William Eggleston Portraits is a significant show for Melbourne photographers, an opportunity to see one of the key postwar US photographers. It comes from London’s National Portrait Gallery where it had a somewhat different form. At least in Melbourne it’s free.
Eggleston holds an ongoing influence for subsequent generations of photographers and artists. He is best known for his pioneering use of colour and images of suburban life in the Southern United States.
This exhibition is the first comprehensive museum exhibition devoted to Eggleston’s remarkable portraits. These works capture family, friends, casual acquaintances and strangers in a series of eloquent, poetic character studies and collectively form a social portrait of a time, place and way of life. (NGV)
William Eggleston, Untitled 1965-69
There is one remarkable photograph that stands out for me, an “essay” photograph, not just about the subject-matter but about photography itself. Like a Winogrand, it says something about the way a camera records the reality in front of it. On one level, it is a portrait of a handsome woman; on another it is a study in opposites; and on another it is a comment on race relations.

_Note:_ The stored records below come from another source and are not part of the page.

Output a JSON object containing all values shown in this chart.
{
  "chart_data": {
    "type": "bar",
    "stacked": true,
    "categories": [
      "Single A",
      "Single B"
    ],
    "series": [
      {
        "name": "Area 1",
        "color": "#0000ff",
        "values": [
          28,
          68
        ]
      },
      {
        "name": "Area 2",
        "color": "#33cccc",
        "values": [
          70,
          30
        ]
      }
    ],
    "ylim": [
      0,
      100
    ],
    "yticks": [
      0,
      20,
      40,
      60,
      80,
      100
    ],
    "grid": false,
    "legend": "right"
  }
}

The woman is a strong and serious African American of the kind we are familiar with from black music of the 1960s (eg The Supremes) or photos of Civil Rights issues. She is neatly dressed in orange and brown colours that match her skin. Take her out of the picture and she’s still an impressive figure.
The two strangers pass each other in the street. One walks toward the camera, the other away from the camera. One is female, the other is male. One is young, the other is old. One is black, the other is white. One is dressed in colours, the other in black & white.

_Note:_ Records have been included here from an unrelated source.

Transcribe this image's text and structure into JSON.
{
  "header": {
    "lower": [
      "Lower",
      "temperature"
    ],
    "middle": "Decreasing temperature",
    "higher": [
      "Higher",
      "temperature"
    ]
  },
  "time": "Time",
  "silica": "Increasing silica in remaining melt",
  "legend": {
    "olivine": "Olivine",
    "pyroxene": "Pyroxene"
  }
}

The man has lowered his black cardigan to reveal his white shirt which matches his skin colour. It makes a black/white shape, a signal to the viewer about the symbolic content of the photograph which inevitably is about race. Inevitably? Eggleston is a Southerner and some of his photographs note race relations in the South.

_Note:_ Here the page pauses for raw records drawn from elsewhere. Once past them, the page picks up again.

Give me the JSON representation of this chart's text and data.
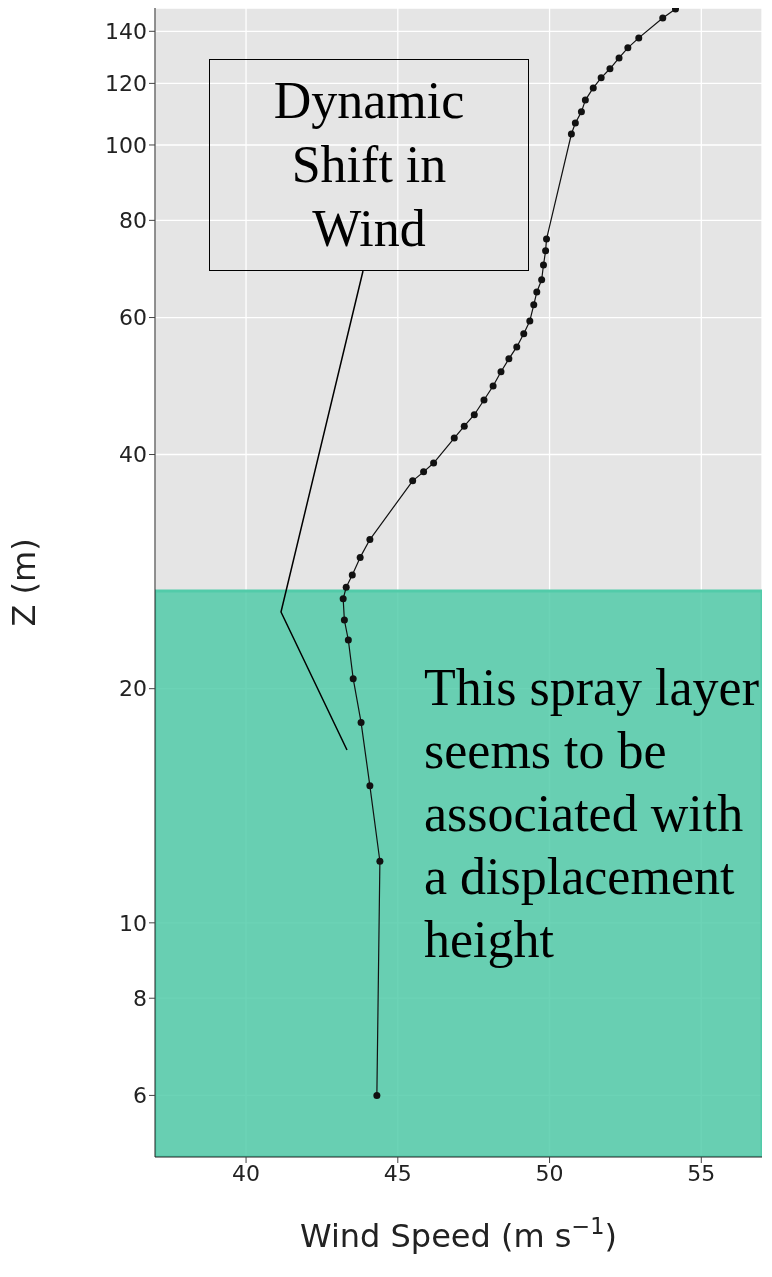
{
  "chart_data": {
    "type": "line",
    "xlabel": "Wind Speed (m s$^{−1}$)",
    "ylabel": "Z (m)",
    "x": [
      44.31,
      44.41,
      44.08,
      43.79,
      43.53,
      43.37,
      43.24,
      43.2,
      43.3,
      43.5,
      43.76,
      44.08,
      45.49,
      45.85,
      46.18,
      46.86,
      47.19,
      47.52,
      47.84,
      48.14,
      48.4,
      48.66,
      48.92,
      49.15,
      49.35,
      49.48,
      49.58,
      49.74,
      49.8,
      49.87,
      49.9,
      50.72,
      50.85,
      51.05,
      51.18,
      51.44,
      51.7,
      51.99,
      52.29,
      52.58,
      52.94,
      53.73,
      54.15
    ],
    "series": [
      {
        "color": "#111111",
        "values": [
          6.0,
          12.0,
          15.0,
          18.1,
          20.6,
          23.1,
          24.5,
          26.1,
          27.0,
          28.0,
          29.5,
          31.1,
          37.0,
          38.0,
          39.0,
          42.0,
          43.5,
          45.0,
          47.0,
          49.0,
          51.1,
          53.1,
          55.0,
          57.2,
          59.4,
          62.3,
          64.7,
          67.1,
          70.1,
          73.1,
          75.7,
          103.3,
          106.7,
          110.3,
          114.2,
          118.4,
          122.0,
          125.3,
          129.4,
          133.3,
          137.3,
          145.6,
          149.6
        ]
      }
    ],
    "marker": "circle",
    "log": "y",
    "grid": true,
    "xlim": [
      37,
      57
    ],
    "xticks": [
      40,
      45,
      50,
      55
    ],
    "ylim": [
      5,
      150
    ],
    "yticks": [
      6,
      8,
      10,
      20,
      40,
      60,
      80,
      100,
      120,
      140
    ],
    "bands": [
      {
        "axis": "y",
        "from": 5,
        "to": 26.7,
        "color": "#52cba9"
      }
    ],
    "annotations": [
      "Dynamic Shift in Wind",
      "This spray layer seems to be associated with a displacement height"
    ]
  }
}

The photograph was made in the 1960s at the height of civil rights ferment. The man is ageing, his black and white clothes appear untidy and he’s leaving the space of the picture. The woman is young and well-dressed and is moving frontally into the foreground space. She looks straight into the camera. As I say, it’s an essay photograph.
Unlike a painting of the same subject-matter, none of this is planned or staged. It’s a grab shot, probably made on instinct at the spur of the moment. All of the above observations are after the fact, interpretations of something that does not intrinsically contain those ideas. That is the the thing with photography. As Winogrand, the master of the essay photograph, famously said, “I take photographs to see what things look like photographed.”